Spontaneous hay combustion hits farm
Phenomenon common in agriculture
By Scott Bellile
A spontaneous combustion incident had New London firefighters extinguishing hay bales for four hours at a Cut-Off Road farm on Thursday, July 2.
Firefighters and farmers worked together just before 11 a.m. until 2:30 p.m. to put out wet hay bales that continually ignited at Hidden Creek Farm, a horse and cattle farm that produces beef. There were no injuries or structural damage, but 150 bales of hay were scorched, according to farm manager Brad Ketterhagen.
“It could have very easily been worse,” Ketterhagen said.
Ketterhagen said he smelled a strong odor in the barn where 900 bales of hay were stored. He and his workers hopped into two tractors and removed the wettest and smoldering bales from the barn.
Neighbors assisted, and the workers brought on a third tractor. Tractor drivers emerged from the barn with hay bales that firefighters then doused with water in the yard. Ketterhagen said the collaboration minimized the damage.
“I had plenty of tractors and some good-hearted people help me out for sure,” Ketterhagen said.
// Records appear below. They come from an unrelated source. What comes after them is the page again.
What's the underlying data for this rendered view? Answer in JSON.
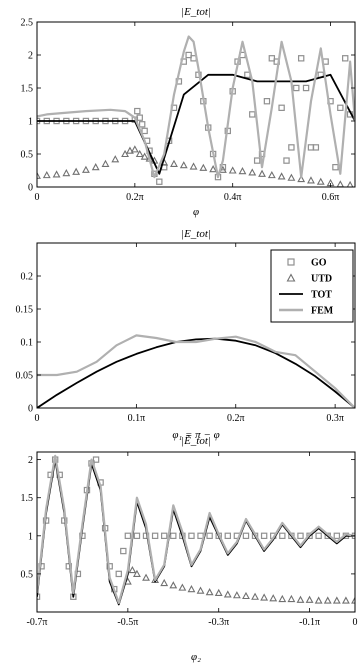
{
  "colors": {
    "go": "#909090",
    "utd": "#707070",
    "tot": "#000000",
    "fem": "#b0b0b0"
  },
  "legend": {
    "entries": [
      {
        "label": "GO",
        "marker": "square"
      },
      {
        "label": "UTD",
        "marker": "triangle"
      },
      {
        "label": "TOT",
        "marker": "line-black"
      },
      {
        "label": "FEM",
        "marker": "line-gray"
      }
    ]
  },
  "chart_data": [
    {
      "type": "line",
      "title": "|E_tot|",
      "xlabel": "φ",
      "ylabel": "",
      "xlim_pi": [
        0,
        0.65
      ],
      "ylim": [
        0,
        2.5
      ],
      "xticks": [
        {
          "v": 0,
          "label": "0"
        },
        {
          "v": 0.2,
          "label": "0.2π"
        },
        {
          "v": 0.4,
          "label": "0.4π"
        },
        {
          "v": 0.6,
          "label": "0.6π"
        }
      ],
      "yticks": [
        {
          "v": 0,
          "label": "0"
        },
        {
          "v": 0.5,
          "label": "0.5"
        },
        {
          "v": 1,
          "label": "1"
        },
        {
          "v": 1.5,
          "label": "1.5"
        },
        {
          "v": 2,
          "label": "2"
        },
        {
          "v": 2.5,
          "label": "2.5"
        }
      ],
      "series": [
        {
          "key": "GO",
          "style": "square",
          "x": [
            0,
            0.02,
            0.04,
            0.06,
            0.08,
            0.1,
            0.12,
            0.14,
            0.16,
            0.18,
            0.2,
            0.205,
            0.21,
            0.215,
            0.22,
            0.225,
            0.23,
            0.24,
            0.25,
            0.26,
            0.27,
            0.28,
            0.29,
            0.3,
            0.31,
            0.32,
            0.33,
            0.34,
            0.35,
            0.36,
            0.37,
            0.38,
            0.39,
            0.4,
            0.41,
            0.42,
            0.43,
            0.44,
            0.45,
            0.46,
            0.47,
            0.48,
            0.49,
            0.5,
            0.51,
            0.52,
            0.53,
            0.54,
            0.55,
            0.56,
            0.57,
            0.58,
            0.59,
            0.6,
            0.61,
            0.62,
            0.63,
            0.64
          ],
          "y": [
            1.0,
            1.0,
            1.0,
            1.0,
            1.0,
            1.0,
            1.0,
            1.0,
            1.0,
            1.0,
            1.02,
            1.15,
            1.05,
            0.95,
            0.85,
            0.7,
            0.55,
            0.2,
            0.08,
            0.3,
            0.7,
            1.2,
            1.6,
            1.9,
            2.0,
            1.95,
            1.7,
            1.3,
            0.9,
            0.5,
            0.15,
            0.3,
            0.85,
            1.45,
            1.9,
            2.0,
            1.7,
            1.1,
            0.4,
            0.5,
            1.3,
            1.95,
            1.9,
            1.2,
            0.4,
            0.6,
            1.5,
            1.95,
            1.5,
            0.6,
            0.6,
            1.7,
            1.9,
            1.3,
            0.3,
            1.2,
            1.95,
            1.1
          ]
        },
        {
          "key": "UTD",
          "style": "triangle",
          "x": [
            0,
            0.02,
            0.04,
            0.06,
            0.08,
            0.1,
            0.12,
            0.14,
            0.16,
            0.18,
            0.19,
            0.2,
            0.21,
            0.22,
            0.23,
            0.24,
            0.26,
            0.28,
            0.3,
            0.32,
            0.34,
            0.36,
            0.38,
            0.4,
            0.42,
            0.44,
            0.46,
            0.48,
            0.5,
            0.52,
            0.54,
            0.56,
            0.58,
            0.6,
            0.62,
            0.64
          ],
          "y": [
            0.17,
            0.18,
            0.19,
            0.21,
            0.23,
            0.26,
            0.3,
            0.35,
            0.42,
            0.5,
            0.55,
            0.57,
            0.5,
            0.46,
            0.43,
            0.4,
            0.37,
            0.35,
            0.33,
            0.31,
            0.29,
            0.27,
            0.26,
            0.25,
            0.24,
            0.22,
            0.2,
            0.18,
            0.16,
            0.14,
            0.12,
            0.1,
            0.08,
            0.06,
            0.04,
            0.03
          ]
        },
        {
          "key": "TOT",
          "style": "line-black",
          "x": [
            0,
            0.1,
            0.2,
            0.225,
            0.25,
            0.3,
            0.35,
            0.4,
            0.45,
            0.5,
            0.55,
            0.6,
            0.65
          ],
          "y": [
            1.0,
            1.0,
            1.0,
            0.6,
            0.2,
            1.4,
            1.7,
            1.7,
            1.6,
            1.6,
            1.6,
            1.7,
            1.0
          ]
        },
        {
          "key": "FEM",
          "style": "line-gray",
          "x": [
            0,
            0.02,
            0.05,
            0.1,
            0.15,
            0.18,
            0.2,
            0.22,
            0.24,
            0.26,
            0.28,
            0.3,
            0.31,
            0.32,
            0.33,
            0.35,
            0.37,
            0.38,
            0.4,
            0.42,
            0.44,
            0.46,
            0.48,
            0.5,
            0.52,
            0.54,
            0.56,
            0.58,
            0.6,
            0.62,
            0.64,
            0.65
          ],
          "y": [
            1.07,
            1.1,
            1.12,
            1.15,
            1.17,
            1.15,
            1.05,
            0.7,
            0.15,
            0.5,
            1.4,
            2.05,
            2.28,
            2.2,
            1.8,
            0.9,
            0.15,
            0.4,
            1.5,
            2.2,
            1.6,
            0.3,
            1.2,
            2.2,
            1.6,
            0.15,
            1.3,
            2.1,
            1.1,
            0.2,
            1.9,
            1.0
          ]
        }
      ]
    },
    {
      "type": "line",
      "title": "|E_tot|",
      "xlabel": "φ₁ = π − φ",
      "ylabel": "",
      "xlim_pi": [
        0,
        0.32
      ],
      "ylim": [
        0,
        0.25
      ],
      "xticks": [
        {
          "v": 0,
          "label": "0"
        },
        {
          "v": 0.1,
          "label": "0.1π"
        },
        {
          "v": 0.2,
          "label": "0.2π"
        },
        {
          "v": 0.3,
          "label": "0.3π"
        }
      ],
      "yticks": [
        {
          "v": 0,
          "label": "0"
        },
        {
          "v": 0.05,
          "label": "0.05"
        },
        {
          "v": 0.1,
          "label": "0.1"
        },
        {
          "v": 0.15,
          "label": "0.15"
        },
        {
          "v": 0.2,
          "label": "0.2"
        }
      ],
      "series": [
        {
          "key": "TOT",
          "style": "line-black",
          "x": [
            0,
            0.02,
            0.04,
            0.06,
            0.08,
            0.1,
            0.12,
            0.14,
            0.16,
            0.18,
            0.2,
            0.22,
            0.24,
            0.26,
            0.28,
            0.3,
            0.32
          ],
          "y": [
            0.0,
            0.02,
            0.038,
            0.055,
            0.07,
            0.082,
            0.092,
            0.1,
            0.104,
            0.105,
            0.102,
            0.095,
            0.083,
            0.067,
            0.048,
            0.025,
            0.0
          ]
        },
        {
          "key": "FEM",
          "style": "line-gray",
          "x": [
            0,
            0.02,
            0.04,
            0.06,
            0.08,
            0.1,
            0.12,
            0.14,
            0.16,
            0.18,
            0.2,
            0.22,
            0.24,
            0.26,
            0.28,
            0.3,
            0.32
          ],
          "y": [
            0.05,
            0.05,
            0.055,
            0.07,
            0.095,
            0.11,
            0.106,
            0.1,
            0.1,
            0.105,
            0.108,
            0.1,
            0.085,
            0.08,
            0.055,
            0.03,
            0.0
          ]
        }
      ]
    },
    {
      "type": "line",
      "title": "|Ẽ_tot|",
      "xlabel": "φ₂",
      "ylabel": "",
      "xlim_pi": [
        -0.7,
        0
      ],
      "ylim": [
        0,
        2.1
      ],
      "xticks": [
        {
          "v": -0.7,
          "label": "-0.7π"
        },
        {
          "v": -0.5,
          "label": "-0.5π"
        },
        {
          "v": -0.3,
          "label": "-0.3π"
        },
        {
          "v": -0.1,
          "label": "-0.1π"
        },
        {
          "v": 0,
          "label": "0"
        }
      ],
      "yticks": [
        {
          "v": 0.5,
          "label": "0.5"
        },
        {
          "v": 1,
          "label": "1"
        },
        {
          "v": 1.5,
          "label": "1.5"
        },
        {
          "v": 2,
          "label": "2"
        }
      ],
      "series": [
        {
          "key": "GO",
          "style": "square",
          "x": [
            -0.7,
            -0.69,
            -0.68,
            -0.67,
            -0.66,
            -0.65,
            -0.64,
            -0.63,
            -0.62,
            -0.61,
            -0.6,
            -0.59,
            -0.58,
            -0.57,
            -0.56,
            -0.55,
            -0.54,
            -0.53,
            -0.52,
            -0.51,
            -0.5,
            -0.48,
            -0.46,
            -0.44,
            -0.42,
            -0.4,
            -0.38,
            -0.36,
            -0.34,
            -0.32,
            -0.3,
            -0.28,
            -0.26,
            -0.24,
            -0.22,
            -0.2,
            -0.18,
            -0.16,
            -0.14,
            -0.12,
            -0.1,
            -0.08,
            -0.06,
            -0.04,
            -0.02,
            0
          ],
          "y": [
            0.2,
            0.6,
            1.2,
            1.8,
            2.0,
            1.8,
            1.2,
            0.6,
            0.2,
            0.5,
            1.0,
            1.6,
            1.95,
            2.0,
            1.7,
            1.1,
            0.6,
            0.3,
            0.5,
            0.8,
            1.0,
            1.0,
            1.0,
            1.0,
            1.0,
            1.0,
            1.0,
            1.0,
            1.0,
            1.0,
            1.0,
            1.0,
            1.0,
            1.0,
            1.0,
            1.0,
            1.0,
            1.0,
            1.0,
            1.0,
            1.0,
            1.0,
            1.0,
            1.0,
            1.0,
            1.0
          ]
        },
        {
          "key": "UTD",
          "style": "triangle",
          "x": [
            -0.5,
            -0.49,
            -0.48,
            -0.46,
            -0.44,
            -0.42,
            -0.4,
            -0.38,
            -0.36,
            -0.34,
            -0.32,
            -0.3,
            -0.28,
            -0.26,
            -0.24,
            -0.22,
            -0.2,
            -0.18,
            -0.16,
            -0.14,
            -0.12,
            -0.1,
            -0.08,
            -0.06,
            -0.04,
            -0.02,
            0
          ],
          "y": [
            0.4,
            0.55,
            0.5,
            0.45,
            0.42,
            0.38,
            0.35,
            0.32,
            0.3,
            0.28,
            0.26,
            0.25,
            0.23,
            0.22,
            0.21,
            0.2,
            0.19,
            0.18,
            0.17,
            0.17,
            0.16,
            0.16,
            0.15,
            0.15,
            0.15,
            0.15,
            0.15
          ]
        },
        {
          "key": "TOT",
          "style": "line-black",
          "x": [
            -0.7,
            -0.68,
            -0.66,
            -0.64,
            -0.62,
            -0.6,
            -0.58,
            -0.56,
            -0.54,
            -0.52,
            -0.5,
            -0.48,
            -0.46,
            -0.44,
            -0.42,
            -0.4,
            -0.38,
            -0.36,
            -0.34,
            -0.32,
            -0.3,
            -0.28,
            -0.26,
            -0.24,
            -0.22,
            -0.2,
            -0.18,
            -0.16,
            -0.14,
            -0.12,
            -0.1,
            -0.08,
            -0.06,
            -0.04,
            -0.02,
            0
          ],
          "y": [
            0.2,
            1.3,
            2.0,
            1.3,
            0.2,
            1.1,
            1.95,
            1.6,
            0.4,
            0.1,
            0.5,
            1.45,
            1.1,
            0.4,
            0.6,
            1.35,
            1.0,
            0.6,
            0.8,
            1.25,
            1.0,
            0.75,
            0.9,
            1.2,
            1.0,
            0.8,
            0.95,
            1.15,
            1.0,
            0.85,
            1.0,
            1.1,
            1.0,
            0.9,
            1.0,
            1.0
          ]
        },
        {
          "key": "FEM",
          "style": "line-gray",
          "x": [
            -0.7,
            -0.68,
            -0.66,
            -0.64,
            -0.62,
            -0.6,
            -0.58,
            -0.56,
            -0.54,
            -0.52,
            -0.5,
            -0.48,
            -0.46,
            -0.44,
            -0.42,
            -0.4,
            -0.38,
            -0.36,
            -0.34,
            -0.32,
            -0.3,
            -0.28,
            -0.26,
            -0.24,
            -0.22,
            -0.2,
            -0.18,
            -0.16,
            -0.14,
            -0.12,
            -0.1,
            -0.08,
            -0.06,
            -0.04,
            -0.02,
            0
          ],
          "y": [
            0.25,
            1.35,
            2.05,
            1.35,
            0.25,
            1.15,
            2.0,
            1.65,
            0.45,
            0.12,
            0.55,
            1.5,
            1.15,
            0.42,
            0.62,
            1.4,
            1.05,
            0.62,
            0.82,
            1.3,
            1.02,
            0.77,
            0.92,
            1.22,
            1.02,
            0.82,
            0.97,
            1.17,
            1.02,
            0.87,
            1.02,
            1.12,
            1.02,
            0.92,
            1.02,
            1.0
          ]
        }
      ]
    }
  ]
}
According to Washington State University Extension, hay becomes a fire hazard when it is stored at more than 15 percent moisture. The excess moisture, oxygen and pressure all work together to produce microbial growth and chemical change inside a hay bale.
The bale heats rapidly and may ignite when it reaches 180 to 212 degrees.
“It’s something definitely to watch for,” Ketterhagen said.
The bales that ignited were mostly new-crop hay that was assembled a month ago after a “difficult” and wet spring, Ketterhagen said.
“I think they tried their best not to bale when the hay is wet, but it must have had too much moisture when they baled their own bales,” New London fire captain Don Conat said.
Conat said New London Fire Department responds to spontaneous combustions resulting from wet hay about twice per year, indicating that it’s not a new problem locally.
Luckily farms including Hidden Creek Farm are trending toward round hay bales rather than square ones, Conat said, which although equally flammable are easier to remove from barns in emergency situations.
Ketterhagen said on July 2 he planned to monitor the hay over the Fourth of July weekend to ensure nothing reheated and sparked.
No further incidents were reported over the weekend, New London Fire Chief Bart Roloff said Monday.